Von Sandra Helmeke | 21.01.2008
    Mitten auf der Bühne steht ein zimmergroßer Bretterverschlag. Dessen vordere Wand fällt plötzlich nach vorne weg. Drei Damen vom Amt in adretten 60er Jahre Kleidern sind den Blicken des Publikums ausgesetzt. Auf einem Bildschirm spielt ein Langhaariger verträumt Gitarre und verbreitet einen Hauch von längst vergessener Weltverbessererromantik. So könnten sie mal angetreten sein, die drei Sozialarbeiterinnen Annika, Barbara und Silvia. Doch von ihrem Idealismus ist nicht viel geblieben.
    Über den gesamten Bühnenraum legt sich ein Video, wie ein ewiges schlechtes Gewissen. Schemenhaft wird ein endlose Kamerafahrt erkennbar durch Betonwüsten, graue Häusermeere: Die sozialen Brennpunkte unserer Zeit. Da sollte man mal wieder hin - diese oder jene Familie kontrollieren. Die letzten drei Mal hat niemand aufgemacht.

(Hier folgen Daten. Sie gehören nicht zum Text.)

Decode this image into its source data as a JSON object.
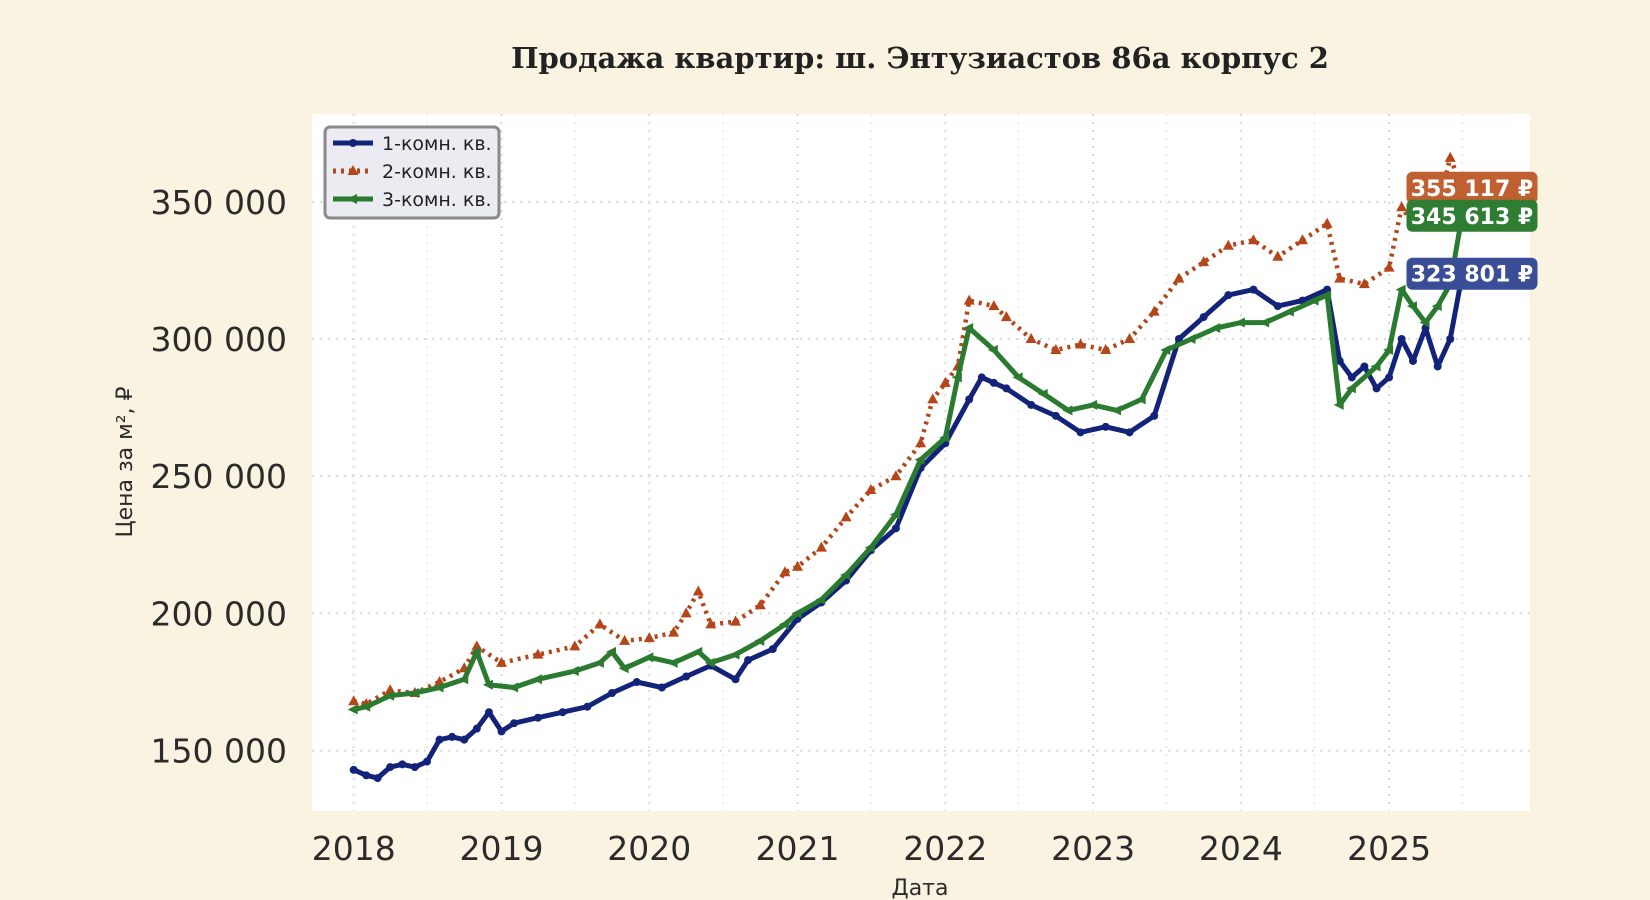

    Doch Annika, Barbara und Silvia sind heillos überlastet: Ihr Kollege Björn hatte einen Burnout, jetzt müssen sie seine Fälle auch noch übernehmen. Doch solche Handlungsstränge bleiben nur angedeutet. Entschiedenes Handeln gibt es ja auch im Amt nicht. Mechanisierte Arbeitsabläufe ersetzen echtes Handeln. Fälle werden verwaltet und nicht gelöst. Wie auch: Es fehlt die Zeit, und die übergroße Verantwortung lähmt.

    Abgesehen von den kurzen Rockmusik-Einspielern vertraut die Regie von Marcus Lobbes ganz auf Felicia Zellers Text und auf die Sprache und Körpersprache der Schauspielerinnen. Rebecca Klingenberg, Bettina Grahs und Britta Hammelstein wirken wie Gefangene in einem Hamsterrad – viel Spielraum haben sie nicht, sie machen höchstens ein paar Lockerungsübungen.

    Ihre Texte spielen sie ab wie Schallplatten. Sie sprechen gleichzeitig miteinander - und aneinander vorbei. Man kennt ja schließlich das Repertoire der jeweils anderen. Behördensprech wie: "Hat denn jemand schon eine Eingabe gemacht auf Verwaltungsebene?" Ein dichter Textteppich ergießt sich ins Publikum, 70 Minuten lang in hohem Tempo: Der irre, monotone Sound der Sozialämter.

    Felicia Zeller hat lange für ihr Stück recherchiert, hat Fachbeiträge gelesen, mit Sozialarbeitern gesprochen und ihre Gespräche belauscht. Dann hat sie ihrer Sprache einen Rap-Rhythmus verpasst: im hektischen Sprachduktus die Überlastung und Angst vor Fehlern spürbar gemacht. Schließlich wob sie in die Sozialarbeiterdialoge Satzfetzen von Eltern und Nachbarn ein.
    Das sind jedes Mal starke Momente, wenn die Schauspielerinnen plötzlich ihre Körperspannung verlieren, sich in die Ecke drücken und von Sozialarbeiterinnen zu Eltern werden: zu jenen Eltern, die sie täglich kontrollieren müssen, und die ihnen nörgelnde Abwehr-Sätze entgegenschleudern wie "hau ab, ey".

    Die misshandelten und vernachlässigten Kinder selbst kommen über weite Strecken des Stückes nicht vor. Dann aber erzählt Silvia von einem Wohnungsaufbruch: In einem vermüllten Zimmer, auf kotverschmierter Matzratze habe sie ein fast verhungertes Körperchen gefunden.
    Hatte man vorher über die atemlosen, in grotesken Ritualen erstarrten Sozialarbeiterinnen geschmunzelt, erwischt es einen jetzt eiskalt. Der Film, der über dem Bühnenraum liegt, wird plötzlich zum Videospiel. Eine Maschinenpistole irrt nun durch die Häuser-Meere, und das Publikum wird in die Perspektive eines aggressiven Jugendlichen versetzt. Dazu singen computerverzerrte Kinderstimmen "we will rock you".

    Ein Stück zu schreiben über Kindesmisshandlung, daran hätte man leicht scheitern können. Zu groß das Risiko, Betroffenheitslyrik zu produzieren. Felicia Zeller hat keine Täteranalyse geschrieben, sondern eine Groteske über eine ausgebrannte Berufsgruppe. Und indem sie ihren Figuren auch immer wieder Satzfetzen von Eltern und Nachbarn in den Mund legt, entsteht das Bild einer ausgebrannten Gesellschaft. Einer Gesellschaft, die keine Kraft mehr hat für den eigenen Nachwuchs. Ein kurzer, packender Premierenabend.